De
repente, um homem de terno escuro e rosto cansado surgiu, como se tivesse saído
das páginas de um livro inglês. T. S. Eliot ajeitou o chapéu e sentou-se ao
lado do poeta mineiro.
—
O mundo terminou em estalos, não em explosões, disse Eliot, em inglês
arrastado.
Drummond
sorriu de canto.
—
E o Brasil começou com pau-brasil e termina com minério escoado. Cada povo tem
sua ruína.
Houve
silêncio, até que Drummond abriu o bolso do paletó e retirou um papel amassado.
—
Veja, Eliot, escrevi isto aqui, com o humor triste de Itabira:
Quadrilha:
João amava Teresa que amava Raimundo
que amava Maria que amava Joaquim que
amava Lili
que não amava ninguém.
João foi para os Estados Unidos,
Teresa para o convento,
Raimundo morreu de desastre, Maria
ficou para tia,
Joaquim suicidou-se e Lili casou com
J. Pinto Fernandes
que
não tinha entrado na história.
Eliot
leu devagar, quase soletrando. Depois ergueu os olhos:
—
A futilidade das paixões… e a circularidade da vida. Na minha Londres
devastada, vi algo parecido: homens ocos, existências quebradas, amores sem
sentido.
Drummond
ajeitou os óculos, com ironia mineira:
—
É, Eliot. A vida parece uma brincadeira de roda, mas sempre falta alguém no
meio. E quem entra por acaso, como esse J. Pinto Fernandes, vira o dono do
enredo.
—
The waste land of feelings, murmurou Eliot. O deserto das paixões.
—
Ou, como digo, o “sentimento do mundo”, replicou Drummond. Todos buscando,
ninguém encontrando.
Conversaram
como quem troca pedras por ruínas. Eliot falava da Terra Devastada, dos homens
ocos, do tempo quebrado. Drummond respondia com sua rosa do povo, com a solidão
de Itabira, e agora com essa quadrilha de desencontros.
No
fim, Eliot suspirou:
—
After such knowledge, what forgiveness?
Drummond
retrucou:
—
No meio do caminho tinha uma pedra.
—
E depois?, perguntou Eliot.
—
Depois, continuamos tropeçando.
O
sino da matriz bateu outra vez. Eliot se levantou e desapareceu pelas ladeiras.

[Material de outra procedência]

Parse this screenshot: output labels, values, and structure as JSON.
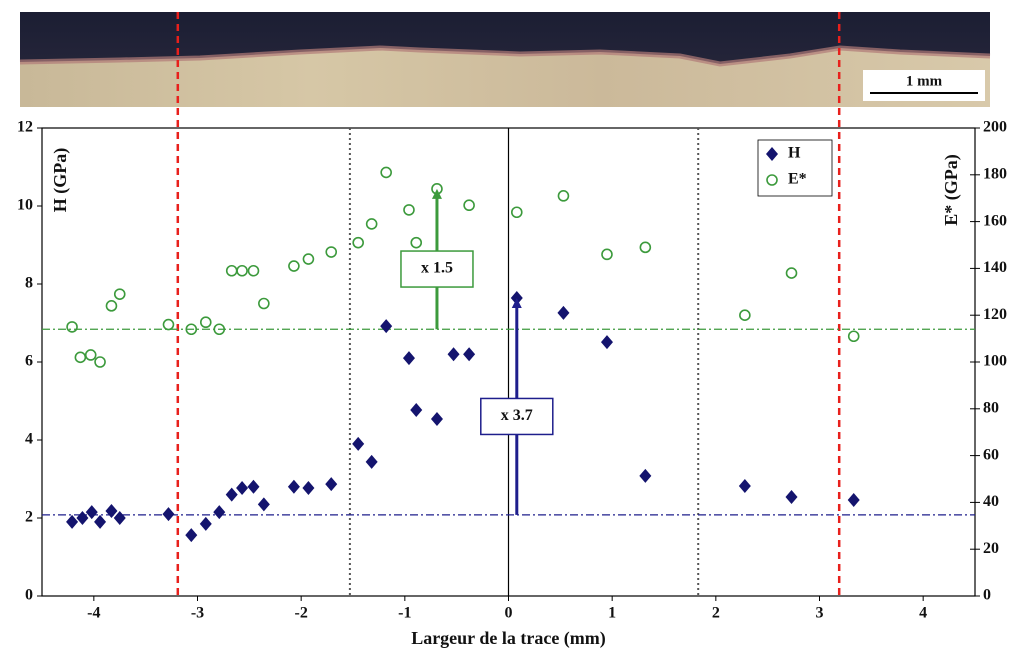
{
  "micrograph": {
    "scale_bar_label": "1 mm"
  },
  "chart_data": {
    "type": "scatter",
    "x_label": "Largeur de la trace (mm)",
    "y_label": "H (GPa)",
    "y2_label": "E* (GPa)",
    "xlim": [
      -4.5,
      4.5
    ],
    "xticks": [
      -4,
      -3,
      -2,
      -1,
      0,
      1,
      2,
      3,
      4
    ],
    "ylim": [
      0,
      12
    ],
    "yticks": [
      0,
      2,
      4,
      6,
      8,
      10,
      12
    ],
    "y2lim": [
      0,
      200
    ],
    "y2ticks": [
      0,
      20,
      40,
      60,
      80,
      100,
      120,
      140,
      160,
      180,
      200
    ],
    "legend": "upper right",
    "series": [
      {
        "name": "H",
        "color": "#14146e",
        "marker": "diamond",
        "x": [
          -4.21,
          -4.11,
          -4.02,
          -3.94,
          -3.83,
          -3.75,
          -3.28,
          -3.06,
          -2.92,
          -2.79,
          -2.67,
          -2.57,
          -2.46,
          -2.36,
          -2.07,
          -1.93,
          -1.71,
          -1.45,
          -1.32,
          -1.18,
          -0.96,
          -0.89,
          -0.69,
          -0.53,
          -0.38,
          0.08,
          0.53,
          0.95,
          1.32,
          2.28,
          2.73,
          3.33
        ],
        "values": [
          1.9,
          2.0,
          2.15,
          1.9,
          2.18,
          2.0,
          2.1,
          1.56,
          1.85,
          2.15,
          2.6,
          2.77,
          2.8,
          2.35,
          2.8,
          2.77,
          2.87,
          3.9,
          3.44,
          6.92,
          6.1,
          4.77,
          4.54,
          6.2,
          6.2,
          7.64,
          7.26,
          6.51,
          3.08,
          2.82,
          2.54,
          2.46
        ]
      },
      {
        "name": "E*",
        "color": "#3c9a3c",
        "marker": "circle",
        "axis": "y2",
        "x": [
          -4.21,
          -4.13,
          -4.03,
          -3.94,
          -3.83,
          -3.75,
          -3.28,
          -3.06,
          -2.92,
          -2.79,
          -2.67,
          -2.57,
          -2.46,
          -2.36,
          -2.07,
          -1.93,
          -1.71,
          -1.45,
          -1.32,
          -1.18,
          -0.96,
          -0.89,
          -0.69,
          -0.38,
          0.08,
          0.53,
          0.95,
          1.32,
          2.28,
          2.73,
          3.33
        ],
        "values": [
          115,
          102,
          103,
          100,
          124,
          129,
          116,
          114,
          117,
          114,
          139,
          139,
          139,
          125,
          141,
          144,
          147,
          151,
          159,
          181,
          165,
          151,
          174,
          167,
          164,
          171,
          146,
          149,
          120,
          138,
          111
        ]
      }
    ],
    "vlines": [
      {
        "value": -3.19,
        "color": "#e8201c",
        "style": "dashed"
      },
      {
        "value": 3.19,
        "color": "#e8201c",
        "style": "dashed"
      },
      {
        "value": -1.53,
        "color": "#555555",
        "style": "dotted"
      },
      {
        "value": 1.83,
        "color": "#555555",
        "style": "dotted"
      },
      {
        "value": 0,
        "color": "#000000",
        "style": "solid"
      }
    ],
    "hlines": [
      {
        "value": 114,
        "axis": "y2",
        "color": "#3c9a3c",
        "style": "dashdot"
      },
      {
        "value": 2.08,
        "color": "#1e1e8c",
        "style": "dashdot"
      }
    ],
    "annotations": [
      {
        "text": "x 1.5",
        "x": -0.69,
        "from": 114,
        "to": 174,
        "axis": "y2",
        "color": "#3c9a3c"
      },
      {
        "text": "x 3.7",
        "x": 0.08,
        "from": 2.08,
        "to": 7.64,
        "color": "#1e1e8c"
      }
    ]
  }
}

Drummond ficou, rascunhando em silêncio, como quem transforma ruína em poesia. Olhou
em volta: a praça, a igreja, as pedras. Suspirou fundo e pensou consigo:
—
Um dia deixarei Itabira. Irei para Belo Horizonte. E esta cidade será apenas um
retrato na parede. A festa acabou, José. A festa acabou.
Edson Pinto
Outubro,
2025
Nota do Autor
Carlos Drummond de Andrade (1902–1987), mineiro de Itabira, é
considerado o maior poeta brasileiro do século XX. Modernista, mestre da ironia
e da intimidade, deu voz ao homem comum, às contradições do Brasil e às dores
universais. Obras como Alguma Poesia, Sentimento do Mundo e A Rosa do Povo
marcaram sua trajetória.
Thomas Stearns Eliot (T. S. Eliot) (1888–1965), poeta e
crítico anglo-americano, é uma das vozes mais influentes da poesia moderna.
Autor de The Waste Land (A Terra Devastada), The Hollow Men (Os Homens Ocos) e
Four Quartets (Quatro Quartetos), retratou o desencanto, a fragmentação e a
busca espiritual do homem no século XX.
Dois
poetas de terras distantes, mas próximos no olhar: ambos souberam transformar a
ruína da vida moderna em pedra de poesia.